# How to create Computer Lab without using Multiple CPU box.



## Roshan9415 (Sep 25, 2012)

I want to know that how I can create computer Lab,using 20TFT Monitor with Single PC.I have seen this in My College Computer Lab.There is a small board attach behind every monitor which provide connection to Laptop & Mouse without CPU box for each computer.ALso tell me the cost of small TFT Monitor.


----------



## manojkrishnaks (Sep 25, 2012)

Roshan9415 said:


> I want to know that how I can create computer Lab,using 20TFT Monitor with Single PC.I have seen this in My College Computer Lab.There is a small board attach behind every monitor which provide connection to Laptop & Mouse without CPU box for each computer.ALso tell me the cost of small TFT Monitor.


They are called thin cilents ,check this


----------



## Roshan9415 (Sep 25, 2012)

Thanks buddy


----------



## Kev.Ved (Sep 30, 2012)

The main pc runs a server OS. Thin clients are managed from this. Group policies are also managed from it.


----------



## rahulyo (Sep 30, 2012)

This may be help :- 

NComputing | Desktop Virtualization for Enterprise, Education, SMB, Government


----------



## Roshan9415 (Oct 1, 2012)

How much I have to invest for 30 PC for Thin Client???


----------



## RCuber (Oct 1, 2012)

I have setup about 30 nComputing units before. nComputing is a PITA to setup if server is not setup properly.. but once done its very easy to use. Their server software (cant remember the name) was a little confusing to configure and also it was not that mature. I hope they have upgraded their server software. also the previous models I used had only 16bit color support, not sure about the current models. 

any way nComputing is a good choice.. but there are different models.. one that directly runs on existing network and the other which needs a additional board to be installed on the server and needs its own network (avoid this) .. 

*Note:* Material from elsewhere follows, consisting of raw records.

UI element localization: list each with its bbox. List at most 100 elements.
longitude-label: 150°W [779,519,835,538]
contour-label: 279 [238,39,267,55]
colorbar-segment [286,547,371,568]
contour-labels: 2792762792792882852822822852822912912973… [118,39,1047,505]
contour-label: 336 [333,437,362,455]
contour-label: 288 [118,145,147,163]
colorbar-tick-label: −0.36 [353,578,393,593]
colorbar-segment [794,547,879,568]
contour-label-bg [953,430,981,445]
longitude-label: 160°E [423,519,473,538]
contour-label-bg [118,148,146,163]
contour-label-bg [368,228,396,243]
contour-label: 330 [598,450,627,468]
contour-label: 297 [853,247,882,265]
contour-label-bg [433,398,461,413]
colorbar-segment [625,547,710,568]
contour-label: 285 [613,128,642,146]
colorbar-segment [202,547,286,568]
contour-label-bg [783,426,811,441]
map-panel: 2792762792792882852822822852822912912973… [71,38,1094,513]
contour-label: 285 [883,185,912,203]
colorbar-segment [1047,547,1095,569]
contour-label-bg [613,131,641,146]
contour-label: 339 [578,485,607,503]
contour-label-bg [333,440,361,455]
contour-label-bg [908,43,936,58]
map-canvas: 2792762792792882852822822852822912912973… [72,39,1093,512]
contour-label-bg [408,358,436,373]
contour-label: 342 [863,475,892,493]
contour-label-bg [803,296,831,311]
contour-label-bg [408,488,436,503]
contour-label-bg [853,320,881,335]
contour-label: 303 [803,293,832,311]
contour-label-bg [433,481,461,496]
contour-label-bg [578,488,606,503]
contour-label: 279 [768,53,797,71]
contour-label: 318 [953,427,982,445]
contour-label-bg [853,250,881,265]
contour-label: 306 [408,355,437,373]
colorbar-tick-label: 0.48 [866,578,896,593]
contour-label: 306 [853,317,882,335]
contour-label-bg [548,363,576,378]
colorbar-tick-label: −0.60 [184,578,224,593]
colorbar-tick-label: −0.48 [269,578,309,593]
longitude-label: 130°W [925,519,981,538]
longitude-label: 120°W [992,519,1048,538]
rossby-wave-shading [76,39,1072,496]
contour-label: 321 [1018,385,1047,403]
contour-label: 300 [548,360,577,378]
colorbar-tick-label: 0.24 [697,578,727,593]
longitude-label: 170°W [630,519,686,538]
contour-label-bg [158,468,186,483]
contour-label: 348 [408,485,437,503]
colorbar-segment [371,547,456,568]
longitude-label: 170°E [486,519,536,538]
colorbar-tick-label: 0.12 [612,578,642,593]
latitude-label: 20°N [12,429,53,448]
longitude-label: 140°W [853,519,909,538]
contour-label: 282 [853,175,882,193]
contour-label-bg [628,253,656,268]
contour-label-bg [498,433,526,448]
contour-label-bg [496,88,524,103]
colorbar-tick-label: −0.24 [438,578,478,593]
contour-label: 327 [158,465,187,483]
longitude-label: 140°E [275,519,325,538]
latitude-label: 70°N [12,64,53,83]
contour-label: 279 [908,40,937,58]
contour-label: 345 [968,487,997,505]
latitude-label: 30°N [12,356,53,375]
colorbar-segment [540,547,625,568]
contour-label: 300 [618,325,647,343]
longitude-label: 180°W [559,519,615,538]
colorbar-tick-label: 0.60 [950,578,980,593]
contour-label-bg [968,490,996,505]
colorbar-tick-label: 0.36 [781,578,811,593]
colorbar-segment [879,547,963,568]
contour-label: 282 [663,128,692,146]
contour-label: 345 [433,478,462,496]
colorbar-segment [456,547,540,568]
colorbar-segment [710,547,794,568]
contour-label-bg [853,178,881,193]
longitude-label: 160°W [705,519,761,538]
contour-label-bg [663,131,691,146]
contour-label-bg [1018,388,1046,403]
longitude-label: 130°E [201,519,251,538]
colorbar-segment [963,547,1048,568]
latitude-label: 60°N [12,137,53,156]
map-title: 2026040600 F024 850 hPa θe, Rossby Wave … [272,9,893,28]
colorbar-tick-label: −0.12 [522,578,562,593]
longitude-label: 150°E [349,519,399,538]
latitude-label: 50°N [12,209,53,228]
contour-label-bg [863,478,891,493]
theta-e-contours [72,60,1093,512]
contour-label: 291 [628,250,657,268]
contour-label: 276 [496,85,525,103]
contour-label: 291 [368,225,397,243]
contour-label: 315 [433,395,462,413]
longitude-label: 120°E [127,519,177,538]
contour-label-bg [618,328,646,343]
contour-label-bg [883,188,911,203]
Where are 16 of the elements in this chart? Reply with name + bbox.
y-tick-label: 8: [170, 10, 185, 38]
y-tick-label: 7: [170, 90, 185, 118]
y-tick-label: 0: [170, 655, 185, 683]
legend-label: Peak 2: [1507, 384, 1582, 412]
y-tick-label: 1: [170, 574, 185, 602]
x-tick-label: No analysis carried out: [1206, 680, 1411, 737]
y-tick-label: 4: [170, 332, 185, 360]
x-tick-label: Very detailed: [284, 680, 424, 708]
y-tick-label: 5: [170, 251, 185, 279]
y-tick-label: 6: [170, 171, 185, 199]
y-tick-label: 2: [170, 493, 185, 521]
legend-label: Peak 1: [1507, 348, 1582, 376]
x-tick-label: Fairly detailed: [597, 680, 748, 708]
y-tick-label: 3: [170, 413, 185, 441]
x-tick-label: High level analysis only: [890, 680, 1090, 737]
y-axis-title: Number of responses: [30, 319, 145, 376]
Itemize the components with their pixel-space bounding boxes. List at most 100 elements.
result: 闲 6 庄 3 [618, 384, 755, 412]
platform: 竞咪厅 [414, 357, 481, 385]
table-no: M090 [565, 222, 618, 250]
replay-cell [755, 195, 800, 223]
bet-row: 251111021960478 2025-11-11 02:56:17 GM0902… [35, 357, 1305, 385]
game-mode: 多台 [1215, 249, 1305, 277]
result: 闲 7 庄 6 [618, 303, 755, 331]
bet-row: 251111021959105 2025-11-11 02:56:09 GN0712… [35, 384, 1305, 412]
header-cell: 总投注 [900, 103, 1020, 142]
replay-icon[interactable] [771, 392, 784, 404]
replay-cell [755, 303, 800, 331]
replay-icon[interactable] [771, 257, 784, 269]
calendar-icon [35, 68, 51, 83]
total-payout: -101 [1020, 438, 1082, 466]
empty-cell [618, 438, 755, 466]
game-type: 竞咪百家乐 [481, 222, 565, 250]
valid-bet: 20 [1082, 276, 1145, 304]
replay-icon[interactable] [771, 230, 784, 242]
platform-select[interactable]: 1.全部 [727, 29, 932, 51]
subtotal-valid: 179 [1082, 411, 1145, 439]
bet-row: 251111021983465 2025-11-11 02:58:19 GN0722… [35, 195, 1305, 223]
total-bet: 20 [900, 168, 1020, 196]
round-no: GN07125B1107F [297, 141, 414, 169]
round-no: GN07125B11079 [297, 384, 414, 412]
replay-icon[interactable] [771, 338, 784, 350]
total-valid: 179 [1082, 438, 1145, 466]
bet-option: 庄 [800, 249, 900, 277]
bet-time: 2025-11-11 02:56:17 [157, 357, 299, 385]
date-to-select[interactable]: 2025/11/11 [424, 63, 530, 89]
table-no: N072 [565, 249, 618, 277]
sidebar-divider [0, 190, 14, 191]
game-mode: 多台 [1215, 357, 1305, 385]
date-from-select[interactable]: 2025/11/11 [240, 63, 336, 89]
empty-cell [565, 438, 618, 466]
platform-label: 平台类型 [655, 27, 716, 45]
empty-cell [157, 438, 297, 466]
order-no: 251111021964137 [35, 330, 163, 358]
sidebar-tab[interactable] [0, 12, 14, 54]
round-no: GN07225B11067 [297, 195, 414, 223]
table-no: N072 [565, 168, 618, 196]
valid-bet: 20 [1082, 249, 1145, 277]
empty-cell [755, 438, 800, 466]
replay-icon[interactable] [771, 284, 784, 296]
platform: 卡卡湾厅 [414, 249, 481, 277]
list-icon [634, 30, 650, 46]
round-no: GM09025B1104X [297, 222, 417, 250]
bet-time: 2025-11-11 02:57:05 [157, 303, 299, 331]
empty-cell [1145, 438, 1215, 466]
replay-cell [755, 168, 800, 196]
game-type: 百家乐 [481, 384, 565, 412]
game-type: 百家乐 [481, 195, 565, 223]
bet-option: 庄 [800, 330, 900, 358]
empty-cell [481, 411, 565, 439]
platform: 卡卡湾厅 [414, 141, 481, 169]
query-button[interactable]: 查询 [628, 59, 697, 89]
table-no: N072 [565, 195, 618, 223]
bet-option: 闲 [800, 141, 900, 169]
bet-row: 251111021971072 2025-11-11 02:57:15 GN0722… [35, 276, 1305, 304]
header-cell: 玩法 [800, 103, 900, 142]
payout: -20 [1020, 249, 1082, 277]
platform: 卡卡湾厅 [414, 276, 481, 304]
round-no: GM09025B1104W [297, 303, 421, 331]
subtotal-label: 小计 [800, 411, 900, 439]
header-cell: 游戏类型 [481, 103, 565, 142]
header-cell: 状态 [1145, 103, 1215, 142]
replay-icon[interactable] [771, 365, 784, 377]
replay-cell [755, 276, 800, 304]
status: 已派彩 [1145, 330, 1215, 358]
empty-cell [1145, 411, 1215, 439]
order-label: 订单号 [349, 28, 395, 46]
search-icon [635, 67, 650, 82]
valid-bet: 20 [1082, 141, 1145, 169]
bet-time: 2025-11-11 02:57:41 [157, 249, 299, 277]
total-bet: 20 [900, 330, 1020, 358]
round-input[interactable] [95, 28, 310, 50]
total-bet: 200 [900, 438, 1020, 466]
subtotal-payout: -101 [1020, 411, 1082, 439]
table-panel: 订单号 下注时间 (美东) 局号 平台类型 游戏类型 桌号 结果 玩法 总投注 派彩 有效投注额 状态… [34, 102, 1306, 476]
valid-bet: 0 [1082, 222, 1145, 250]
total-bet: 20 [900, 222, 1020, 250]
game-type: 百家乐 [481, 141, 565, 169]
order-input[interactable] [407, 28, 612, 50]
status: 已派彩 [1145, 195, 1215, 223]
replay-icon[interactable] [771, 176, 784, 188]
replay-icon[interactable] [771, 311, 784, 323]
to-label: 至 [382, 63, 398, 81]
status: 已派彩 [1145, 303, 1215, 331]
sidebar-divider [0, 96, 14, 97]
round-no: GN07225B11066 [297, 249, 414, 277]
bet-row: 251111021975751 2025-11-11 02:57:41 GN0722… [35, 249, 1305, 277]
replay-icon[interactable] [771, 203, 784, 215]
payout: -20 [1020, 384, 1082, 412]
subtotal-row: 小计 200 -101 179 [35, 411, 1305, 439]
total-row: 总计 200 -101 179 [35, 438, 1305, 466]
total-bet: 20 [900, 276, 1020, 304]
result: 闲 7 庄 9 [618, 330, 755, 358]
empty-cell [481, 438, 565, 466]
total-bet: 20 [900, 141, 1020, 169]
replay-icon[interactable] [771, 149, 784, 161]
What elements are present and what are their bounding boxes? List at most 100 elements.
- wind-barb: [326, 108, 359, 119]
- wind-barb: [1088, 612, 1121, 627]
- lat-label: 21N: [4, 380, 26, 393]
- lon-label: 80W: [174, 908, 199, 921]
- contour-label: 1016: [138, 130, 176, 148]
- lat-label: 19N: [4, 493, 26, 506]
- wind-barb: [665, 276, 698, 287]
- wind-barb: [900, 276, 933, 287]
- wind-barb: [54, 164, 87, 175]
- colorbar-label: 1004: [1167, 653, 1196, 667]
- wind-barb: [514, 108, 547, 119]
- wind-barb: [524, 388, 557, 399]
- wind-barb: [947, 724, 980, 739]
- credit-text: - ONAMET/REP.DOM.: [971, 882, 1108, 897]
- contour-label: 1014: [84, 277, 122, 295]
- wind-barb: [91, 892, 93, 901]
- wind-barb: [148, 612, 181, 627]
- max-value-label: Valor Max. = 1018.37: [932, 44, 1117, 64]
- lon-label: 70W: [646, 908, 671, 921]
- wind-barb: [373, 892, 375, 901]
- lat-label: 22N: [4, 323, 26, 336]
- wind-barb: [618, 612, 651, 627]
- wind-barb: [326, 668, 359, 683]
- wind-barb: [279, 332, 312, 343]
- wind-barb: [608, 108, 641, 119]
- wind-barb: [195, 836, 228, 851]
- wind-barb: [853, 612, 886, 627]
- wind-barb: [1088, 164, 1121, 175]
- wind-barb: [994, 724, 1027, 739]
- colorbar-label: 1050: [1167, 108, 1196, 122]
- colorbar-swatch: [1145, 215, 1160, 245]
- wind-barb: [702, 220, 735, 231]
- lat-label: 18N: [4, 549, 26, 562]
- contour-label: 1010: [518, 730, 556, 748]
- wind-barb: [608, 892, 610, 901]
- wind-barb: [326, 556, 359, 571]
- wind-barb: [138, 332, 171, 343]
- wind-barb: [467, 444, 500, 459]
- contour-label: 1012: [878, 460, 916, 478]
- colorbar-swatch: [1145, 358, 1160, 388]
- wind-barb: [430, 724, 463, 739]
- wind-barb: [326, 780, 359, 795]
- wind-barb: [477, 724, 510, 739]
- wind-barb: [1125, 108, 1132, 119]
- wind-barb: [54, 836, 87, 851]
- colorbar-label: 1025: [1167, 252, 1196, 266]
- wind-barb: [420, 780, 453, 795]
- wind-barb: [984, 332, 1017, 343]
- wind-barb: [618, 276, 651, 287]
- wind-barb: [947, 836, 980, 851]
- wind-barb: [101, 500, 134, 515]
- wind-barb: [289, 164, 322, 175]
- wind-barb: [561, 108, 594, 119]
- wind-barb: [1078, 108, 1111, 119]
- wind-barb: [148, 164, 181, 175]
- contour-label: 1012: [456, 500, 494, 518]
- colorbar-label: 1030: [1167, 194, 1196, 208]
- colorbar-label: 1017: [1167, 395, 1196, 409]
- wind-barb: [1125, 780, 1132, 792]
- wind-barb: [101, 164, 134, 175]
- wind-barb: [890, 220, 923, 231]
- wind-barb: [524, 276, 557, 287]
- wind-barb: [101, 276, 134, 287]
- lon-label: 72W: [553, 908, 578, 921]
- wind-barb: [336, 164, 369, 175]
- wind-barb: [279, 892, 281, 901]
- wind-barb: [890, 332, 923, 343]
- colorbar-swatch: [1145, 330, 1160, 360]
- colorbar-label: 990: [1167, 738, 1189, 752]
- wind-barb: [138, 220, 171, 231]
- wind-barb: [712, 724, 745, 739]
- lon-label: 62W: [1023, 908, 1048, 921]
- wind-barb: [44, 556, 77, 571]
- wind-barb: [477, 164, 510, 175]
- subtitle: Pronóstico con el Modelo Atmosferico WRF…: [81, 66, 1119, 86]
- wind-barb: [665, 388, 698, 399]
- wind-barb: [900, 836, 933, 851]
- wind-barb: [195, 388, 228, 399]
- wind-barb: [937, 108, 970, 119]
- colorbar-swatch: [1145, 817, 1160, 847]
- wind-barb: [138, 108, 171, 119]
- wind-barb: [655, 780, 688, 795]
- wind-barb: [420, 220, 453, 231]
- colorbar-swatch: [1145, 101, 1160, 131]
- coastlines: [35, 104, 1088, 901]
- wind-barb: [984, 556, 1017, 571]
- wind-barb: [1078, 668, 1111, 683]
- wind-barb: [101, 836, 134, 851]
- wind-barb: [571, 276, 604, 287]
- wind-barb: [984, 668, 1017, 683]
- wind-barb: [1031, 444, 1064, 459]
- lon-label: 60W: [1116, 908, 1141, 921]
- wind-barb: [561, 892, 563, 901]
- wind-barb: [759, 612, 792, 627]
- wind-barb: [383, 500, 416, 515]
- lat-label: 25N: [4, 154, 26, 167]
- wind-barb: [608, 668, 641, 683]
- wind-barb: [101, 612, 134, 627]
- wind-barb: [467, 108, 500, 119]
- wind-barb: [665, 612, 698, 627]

for resource heavy application I would recommend you to go for a Dual Core Server CPU with atleast 12 GB RAM . Alternatively you can go for a mid range Quad Core desktop CPU with say 16GB RAM. RAM would depend on what kind of application your user will be using. 

you can check with the local vendor for prices .. should be between 8-10K (not sure). contact these guys (Digital Waves).


----------



## Roshan9415 (Oct 1, 2012)

Thanks for suggestion bro.Can u tell me price for Thin Client device.I have to buy 30 thin client hardware or only 1 single hardware???


----------



## RCuber (Oct 1, 2012)

I don't know about the prices.. our company had bought the devices 2 yrs ago for 7.5K(I think) .. check with Digital Waves guys link given in my previous post. 

you need one "Server" for hosting your Server OS and one thin client for each node/terminal. also you need monitors/kbd/mouse/speakers(if required). Check the connectivity options before you purchase. some models have PS/2 KBD Mouse interface some have USB only interface.


----------